The Financial Conduct Authority (FCA) has defended its role in the failed attempt to convince the Cambridge-based semiconductor designer Arm to IPO in London.
The destination of the IPO for Arm, which is owned by the Japanese conglomerate SoftBank, has been the subject of considerable attention from UK politicians including Prime Minister Rishi Sunak, who have lobbied to persuade Arm to return to the London Stock Exchange.

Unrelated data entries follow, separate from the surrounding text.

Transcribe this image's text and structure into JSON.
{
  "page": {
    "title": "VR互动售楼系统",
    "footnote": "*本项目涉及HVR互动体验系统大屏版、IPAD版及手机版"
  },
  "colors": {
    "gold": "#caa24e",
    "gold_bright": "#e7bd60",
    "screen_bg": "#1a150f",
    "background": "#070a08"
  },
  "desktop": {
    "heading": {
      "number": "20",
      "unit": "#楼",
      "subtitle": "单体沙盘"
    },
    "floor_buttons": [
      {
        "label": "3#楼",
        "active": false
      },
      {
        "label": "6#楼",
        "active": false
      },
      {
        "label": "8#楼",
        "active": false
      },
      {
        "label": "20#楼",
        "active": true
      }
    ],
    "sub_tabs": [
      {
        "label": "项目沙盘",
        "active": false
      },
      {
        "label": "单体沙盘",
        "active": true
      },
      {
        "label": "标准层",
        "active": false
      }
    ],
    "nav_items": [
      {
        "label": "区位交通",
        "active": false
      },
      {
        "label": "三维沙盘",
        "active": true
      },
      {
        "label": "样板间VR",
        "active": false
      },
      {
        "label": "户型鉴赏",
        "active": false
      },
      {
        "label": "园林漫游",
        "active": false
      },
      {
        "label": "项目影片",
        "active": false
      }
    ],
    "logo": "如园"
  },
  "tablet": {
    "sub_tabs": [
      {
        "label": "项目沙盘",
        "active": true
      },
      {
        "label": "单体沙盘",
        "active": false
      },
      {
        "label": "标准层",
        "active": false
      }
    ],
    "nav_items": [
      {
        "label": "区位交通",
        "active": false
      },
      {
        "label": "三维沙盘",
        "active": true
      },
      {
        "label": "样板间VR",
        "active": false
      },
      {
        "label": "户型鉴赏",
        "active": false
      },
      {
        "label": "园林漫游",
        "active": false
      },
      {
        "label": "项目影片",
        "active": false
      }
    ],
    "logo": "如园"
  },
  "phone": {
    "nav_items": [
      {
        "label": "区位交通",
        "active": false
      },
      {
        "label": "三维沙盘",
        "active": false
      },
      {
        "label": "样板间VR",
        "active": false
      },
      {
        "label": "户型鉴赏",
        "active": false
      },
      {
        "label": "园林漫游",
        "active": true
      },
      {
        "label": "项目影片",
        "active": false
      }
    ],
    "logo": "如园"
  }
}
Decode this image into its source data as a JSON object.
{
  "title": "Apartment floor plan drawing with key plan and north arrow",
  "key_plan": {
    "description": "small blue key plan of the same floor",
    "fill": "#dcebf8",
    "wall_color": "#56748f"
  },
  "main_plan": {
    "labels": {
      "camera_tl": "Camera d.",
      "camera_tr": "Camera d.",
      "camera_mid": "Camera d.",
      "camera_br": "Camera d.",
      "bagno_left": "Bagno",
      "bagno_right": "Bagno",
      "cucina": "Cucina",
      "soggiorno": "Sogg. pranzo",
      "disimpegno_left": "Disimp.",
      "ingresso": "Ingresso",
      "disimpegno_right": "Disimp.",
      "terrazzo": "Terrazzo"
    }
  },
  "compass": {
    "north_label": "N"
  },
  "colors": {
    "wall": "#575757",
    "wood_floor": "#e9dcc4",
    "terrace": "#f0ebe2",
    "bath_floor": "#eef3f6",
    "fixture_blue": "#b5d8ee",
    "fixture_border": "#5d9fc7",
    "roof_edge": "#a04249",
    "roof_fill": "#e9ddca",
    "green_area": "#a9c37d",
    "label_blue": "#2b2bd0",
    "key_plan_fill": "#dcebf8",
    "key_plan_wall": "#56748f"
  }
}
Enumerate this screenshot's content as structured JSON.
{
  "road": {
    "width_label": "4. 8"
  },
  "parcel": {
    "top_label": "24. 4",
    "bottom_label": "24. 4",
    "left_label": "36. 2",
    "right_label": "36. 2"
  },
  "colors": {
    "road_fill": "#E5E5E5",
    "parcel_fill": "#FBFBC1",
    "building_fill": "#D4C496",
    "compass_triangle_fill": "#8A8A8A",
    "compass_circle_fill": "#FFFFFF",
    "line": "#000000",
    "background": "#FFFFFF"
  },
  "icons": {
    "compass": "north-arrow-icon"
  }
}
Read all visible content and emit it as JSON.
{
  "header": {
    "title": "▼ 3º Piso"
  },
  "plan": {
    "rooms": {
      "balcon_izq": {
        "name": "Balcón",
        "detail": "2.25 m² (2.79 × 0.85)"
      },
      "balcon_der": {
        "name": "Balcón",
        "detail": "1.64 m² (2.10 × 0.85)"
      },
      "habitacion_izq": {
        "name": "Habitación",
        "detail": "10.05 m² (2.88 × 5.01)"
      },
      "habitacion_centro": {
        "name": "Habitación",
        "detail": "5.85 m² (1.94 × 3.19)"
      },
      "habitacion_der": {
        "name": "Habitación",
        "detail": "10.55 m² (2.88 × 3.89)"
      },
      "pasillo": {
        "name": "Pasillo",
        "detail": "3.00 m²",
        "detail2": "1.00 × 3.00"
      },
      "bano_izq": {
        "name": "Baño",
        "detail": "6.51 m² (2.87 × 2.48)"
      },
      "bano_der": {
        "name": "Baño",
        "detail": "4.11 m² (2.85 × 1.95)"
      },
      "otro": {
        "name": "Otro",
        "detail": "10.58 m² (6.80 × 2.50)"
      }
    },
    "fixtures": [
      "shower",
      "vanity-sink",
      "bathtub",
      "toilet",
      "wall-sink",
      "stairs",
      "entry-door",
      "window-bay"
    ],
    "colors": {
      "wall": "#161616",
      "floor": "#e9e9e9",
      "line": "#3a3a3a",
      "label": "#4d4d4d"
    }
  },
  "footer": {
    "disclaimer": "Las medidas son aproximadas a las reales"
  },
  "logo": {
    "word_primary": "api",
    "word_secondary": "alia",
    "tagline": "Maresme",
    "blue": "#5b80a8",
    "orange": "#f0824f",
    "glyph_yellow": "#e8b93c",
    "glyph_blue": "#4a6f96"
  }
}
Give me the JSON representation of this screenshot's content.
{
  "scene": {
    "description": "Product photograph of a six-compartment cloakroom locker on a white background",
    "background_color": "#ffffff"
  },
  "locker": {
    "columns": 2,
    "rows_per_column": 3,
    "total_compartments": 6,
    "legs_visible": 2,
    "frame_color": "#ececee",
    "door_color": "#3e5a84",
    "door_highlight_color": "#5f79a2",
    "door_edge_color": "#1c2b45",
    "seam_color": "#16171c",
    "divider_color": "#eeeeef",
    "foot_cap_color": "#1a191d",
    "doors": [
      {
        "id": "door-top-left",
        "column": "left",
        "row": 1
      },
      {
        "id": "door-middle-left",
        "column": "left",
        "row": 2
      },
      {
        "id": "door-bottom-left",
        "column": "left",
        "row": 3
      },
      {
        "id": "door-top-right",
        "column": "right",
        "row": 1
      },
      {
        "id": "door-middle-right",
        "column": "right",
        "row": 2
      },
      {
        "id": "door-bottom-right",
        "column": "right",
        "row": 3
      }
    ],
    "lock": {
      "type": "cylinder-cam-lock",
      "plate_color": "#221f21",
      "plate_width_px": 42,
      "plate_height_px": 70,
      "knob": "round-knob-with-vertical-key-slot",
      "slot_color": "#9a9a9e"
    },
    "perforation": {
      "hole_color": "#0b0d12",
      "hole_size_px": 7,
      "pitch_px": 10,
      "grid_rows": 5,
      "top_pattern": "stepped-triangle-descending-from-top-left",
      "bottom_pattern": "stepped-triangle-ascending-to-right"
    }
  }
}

Arm ultimately decided to go with New York for its upcoming IPO, which has led to the FCA facing criticism after some pointed to regulatory restrictions as a factor behind the rebuff.
Speaking to the Treasury Select Committee, FCA boss Nikhil Rathi acknowledged the blow to the London Stock Exchange was unfortunate, however, he made clear that the regulator had made every effort to accommodate the company’s needs.
“In the case of Arm, we were aware, and the government indicated to us that this was a company of national importance,” Rathi told the committee.
“And therefore, we engaged to look at our rules where there was a case for making modifications and where that evidence was presented to us.”
The FCA in February had stated it would consider relaxing certain listing requirements to make London a more attractive option for Arm.
Rathi said the reason behind Arm’s decision was beyond just the requirements from the financial watchdog. But now that the decision has been made, it has posed a question of how “we are prioritising the development of our capital markets in broader public policy”.
Rathi said: “When Arm was taken over by SoftBank in 2016, the takeover panel applied certain conditions… retention of a capital market nexus in the UK was not one of the conditions.”